Unity’s improvements didn’t stop there. It was the first game in the series to include a crouch button. Gone were the days of awkwardly standing behind walls to avoid detection, and in its place were the more modern mechanics the series always needed. Assassin’s Creed’s signature parkour was finally being perfected, with the ability to elegantly scale the environment and descend down the sides of buildings with ease.

To round out the entry’s big step forward, Unity included co-op missions. This wasn’t a tacked-on feature; it was fully integrated into the main game. The excitement was palpable, as after six straight years of annual releases, the series was finally taking meaningful chances in order to keep things fresh.

In an alternate universe, Ubisoft Montreal got an extra six months to a year to realize all of the promises Unity made during its grand reveal. And when Unity was finally complete, it would become one of the best games not only in the Assassin’s Creed series, but of the decade.

But that’s not what happened. The publisher’s annual quota meant Unity had to ship that fall. And what players got their hands on was a half-baked version of the game that showed so much promise at E3.

There are few games as frustratingly unfinished as Assassin’s Creed Unity. For every step forward it takes, there’s a heartbreaking blunder that ruins the experience.

Unity remains the graphical peak of the series.

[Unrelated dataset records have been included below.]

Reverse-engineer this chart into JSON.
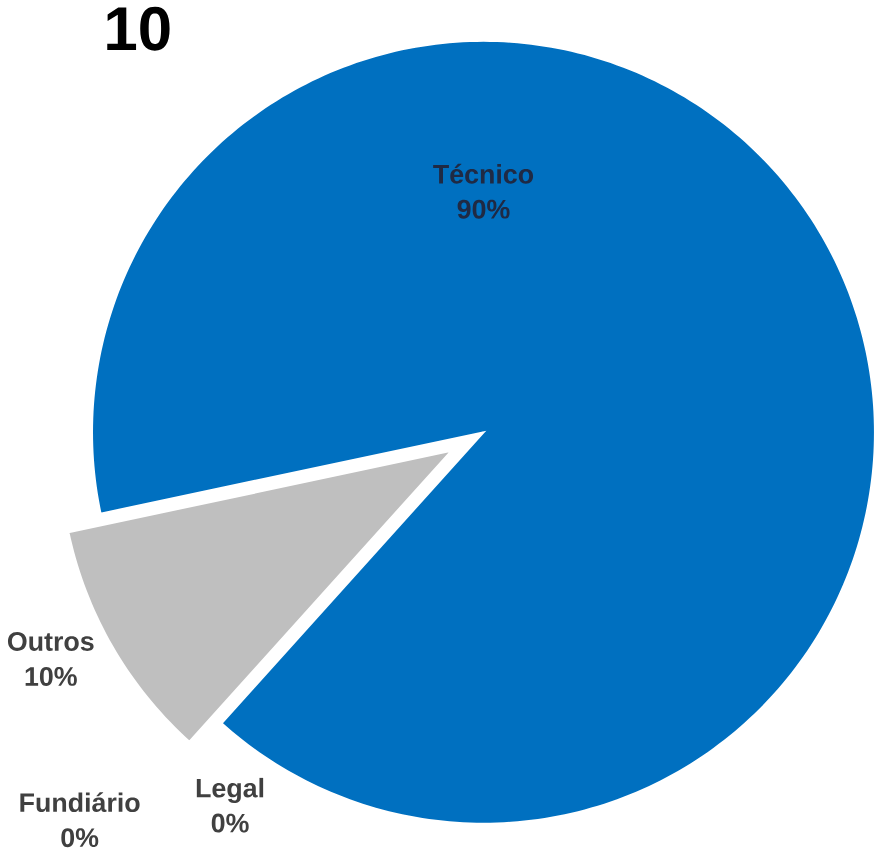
{
  "chart_data": {
    "type": "pie",
    "title": "10",
    "categories": [
      "Outros",
      "Fundiário",
      "Legal",
      "Técnico"
    ],
    "values": [
      10,
      0,
      0,
      90
    ],
    "value_labels": [
      "10%",
      "0%",
      "0%",
      "90%"
    ],
    "colors": [
      "#bfbfbf",
      "#a5a5a5",
      "#7f7f7f",
      "#0070c0"
    ]
  }
}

Its lovingly rendered, one-to-one scale recreation of Paris is still gorgeous today, as building interiors and sweeping city vistas have never looked better in all of video games. Unfortunately, its performance is completely unoptimized. Its framerate can barely keep up with the city’s scale and fidelity, or the massive crowds being rendered within.

The fine parkour control Ubisoft Montreal gave players was again, the peak of the series’ parkour, a dragon the series is still chasing today. When it works, the stunning animations combined with the player agency are nothing short of breathtaking in motion. Sadly, the parkour was left unfinished. Where players could jump and what they could grab onto in the environment is so inconsistent, ruining the flow of chases and daring rooftop escapes. Unity’s brilliant parkour mechanic is hampered by a city that wasn’t properly built to take advantage of its controls.

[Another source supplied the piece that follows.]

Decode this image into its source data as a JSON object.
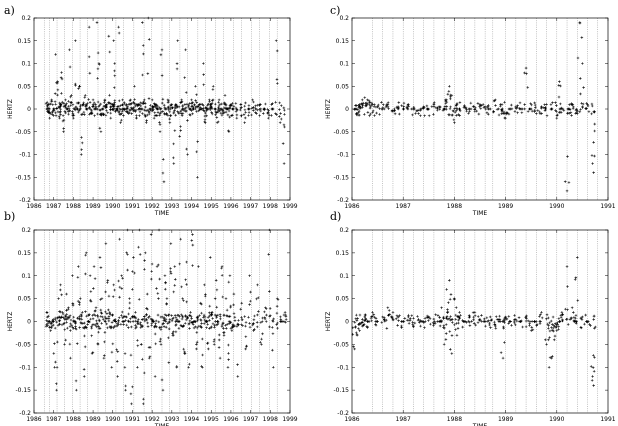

Even the game’s plot was a letdown. Ubisoft really tried to “both sides” the French Revolution, instead of saying anything remotely interesting about the rampant class inequality that triggered the vox populi’s forceful removal of an ineffectual monarch. It marked the first time I noticed the company’s refusal to take firm political stances on anything, even on issues that existed more than 200 years ago. It’s a trend that would continue to plague their games in the decade to follow.

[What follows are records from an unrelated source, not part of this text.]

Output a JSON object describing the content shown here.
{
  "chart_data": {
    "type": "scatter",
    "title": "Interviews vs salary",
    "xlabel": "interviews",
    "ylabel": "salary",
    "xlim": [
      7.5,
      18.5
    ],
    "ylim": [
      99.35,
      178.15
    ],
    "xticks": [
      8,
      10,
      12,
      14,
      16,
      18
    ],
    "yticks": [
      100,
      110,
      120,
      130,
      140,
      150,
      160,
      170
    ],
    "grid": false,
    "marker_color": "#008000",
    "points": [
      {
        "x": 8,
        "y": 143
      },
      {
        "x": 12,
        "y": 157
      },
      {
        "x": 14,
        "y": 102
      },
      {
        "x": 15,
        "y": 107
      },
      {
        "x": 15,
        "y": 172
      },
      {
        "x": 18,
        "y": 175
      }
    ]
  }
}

What hurts is all of these issues could have been solved if developers were given some time. It was a realization of what the series had been aiming to accomplish since its inception, ruined by the fickle nature of the AAA development cycle.

For years I’ve wondered what Unity would be like if developers had more time. I’ve wondered how much the series trajectory would have changed as a result. Unity’s poor reception is a big part of why the next game in the series, Assassin’s Creed: Syndicate is so underrated, and why the franchise would take a year off in 2016. It’s also why the series made a hard, lasting pivot to the RPG genre with 2017’s Assassin’s Creed: Origins.

When Guillemot talks about older games having “extremely rich” worlds, I can only think of Assassin’s Creed: Unity. In an era where remakes are rehashes for rehashes' sake, revisiting Unity could break the mold. It could make good on all of the incredible ideas it had but fell short of in execution. It could elevate a middling game to something special.

A remake of Assassin’s Creed Unity could be more than just prettier graphics and higher framerate. It’s the perfect chance to make the most ambitious game in the series reach its full potential.